Weight initialization shape question

111242 · May 27, 2021, 4:18am

I have a neural network with input shape = 1000, hidden = 500, and output = 2 neurons for classification. I am trying to do transfer learning, and my pretrained model is shaped shape = 1000, hidden = 500, and output = 200 neurons. However, when I try to initialize the classification model parameters with the learnt parameters, there is no error about different output layer neuron numbers.

No error above when trying to initialize by directly setting the data. However, when I initialize with load_state_dict(), the correct behavior occurs. Below:

ptrblck · May 27, 2021, 4:26am

You are manually overriding the .data attribute, which won’t trigger any shape checks, so it would be your responsibility to make sure the parameters are assigned properly using this approach.
With that being said, note that you should generally not use the .data attribute, as it could yield unwanted side effects. Instead, if you want to manually assign the parameters, wrap the assignment in a with torch.no_grad() block and use the .weight and .bias attributes.

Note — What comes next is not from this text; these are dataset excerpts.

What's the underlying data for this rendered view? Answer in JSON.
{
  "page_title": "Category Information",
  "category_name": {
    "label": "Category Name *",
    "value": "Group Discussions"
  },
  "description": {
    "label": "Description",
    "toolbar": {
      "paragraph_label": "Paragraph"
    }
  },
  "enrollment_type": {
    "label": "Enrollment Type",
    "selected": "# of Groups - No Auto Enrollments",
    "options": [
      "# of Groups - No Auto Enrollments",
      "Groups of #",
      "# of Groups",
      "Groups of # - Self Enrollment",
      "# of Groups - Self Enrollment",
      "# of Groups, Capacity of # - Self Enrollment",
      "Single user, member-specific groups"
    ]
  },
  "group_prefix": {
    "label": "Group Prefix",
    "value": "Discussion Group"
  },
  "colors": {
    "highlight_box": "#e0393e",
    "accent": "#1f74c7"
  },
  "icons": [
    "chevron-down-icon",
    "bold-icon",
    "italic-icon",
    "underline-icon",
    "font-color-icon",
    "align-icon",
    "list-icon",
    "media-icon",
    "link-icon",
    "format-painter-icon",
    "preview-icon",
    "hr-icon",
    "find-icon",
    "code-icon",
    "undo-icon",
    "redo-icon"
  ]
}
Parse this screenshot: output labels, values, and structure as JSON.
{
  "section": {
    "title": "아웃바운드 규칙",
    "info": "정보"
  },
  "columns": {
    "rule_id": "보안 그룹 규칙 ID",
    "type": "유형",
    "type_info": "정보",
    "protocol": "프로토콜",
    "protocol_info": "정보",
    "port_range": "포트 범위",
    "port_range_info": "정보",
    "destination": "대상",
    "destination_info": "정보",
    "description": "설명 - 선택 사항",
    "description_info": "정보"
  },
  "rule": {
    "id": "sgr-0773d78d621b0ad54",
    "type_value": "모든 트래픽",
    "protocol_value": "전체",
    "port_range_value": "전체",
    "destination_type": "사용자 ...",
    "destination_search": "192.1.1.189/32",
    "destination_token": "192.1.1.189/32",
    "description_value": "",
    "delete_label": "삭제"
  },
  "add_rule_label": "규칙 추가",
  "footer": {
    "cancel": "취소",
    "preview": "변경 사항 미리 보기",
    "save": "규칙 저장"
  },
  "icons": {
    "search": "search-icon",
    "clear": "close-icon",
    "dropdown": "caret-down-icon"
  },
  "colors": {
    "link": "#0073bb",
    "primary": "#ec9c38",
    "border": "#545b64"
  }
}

111242 · May 27, 2021, 1:14pm

Thank you for your response. When I initialize the weights with the incorrect number of neurons, that does not change the current classification network’s shape. For example, the classification network is shaped 1000-500-2 and the weights that I am initializing the model with is 1000-500-200. When I use .data to initialize, the resulting shape remains 1000-500-2. According to your response, shouldn’t it change the shape to 1000-500-200? Or am I understanding it vice versa?

ptrblck · May 27, 2021, 8:01pm

The model will change, but since you’ve manipulated the internal parameters manually, the in_features and other attributes won’t be changed as seen here:

# default setup
model = nn.Linear(10, 10, bias=False)
print(model)
> Linear(in_features=10, out_features=10, bias=False)
x = torch.randn(1, 10)
out = model(x)
print(out.shape)
> torch.Size([1, 10])

# manual manipulation
with torch.no_grad():
    model.weight = nn.Parameter(torch.randn(1, 10))
print(model)
> Linear(in_features=10, out_features=10, bias=False) # wrong, as you've manually manipulated the parameter

out = model(x)
print(out.shape)
> torch.Size([1, 1]) # new, expected output shape

I would generally not recommend to manipulate internals manually unless you are sure that’s the right approach.

111242 · May 28, 2021, 4:16am

Thank you so much for your clarification!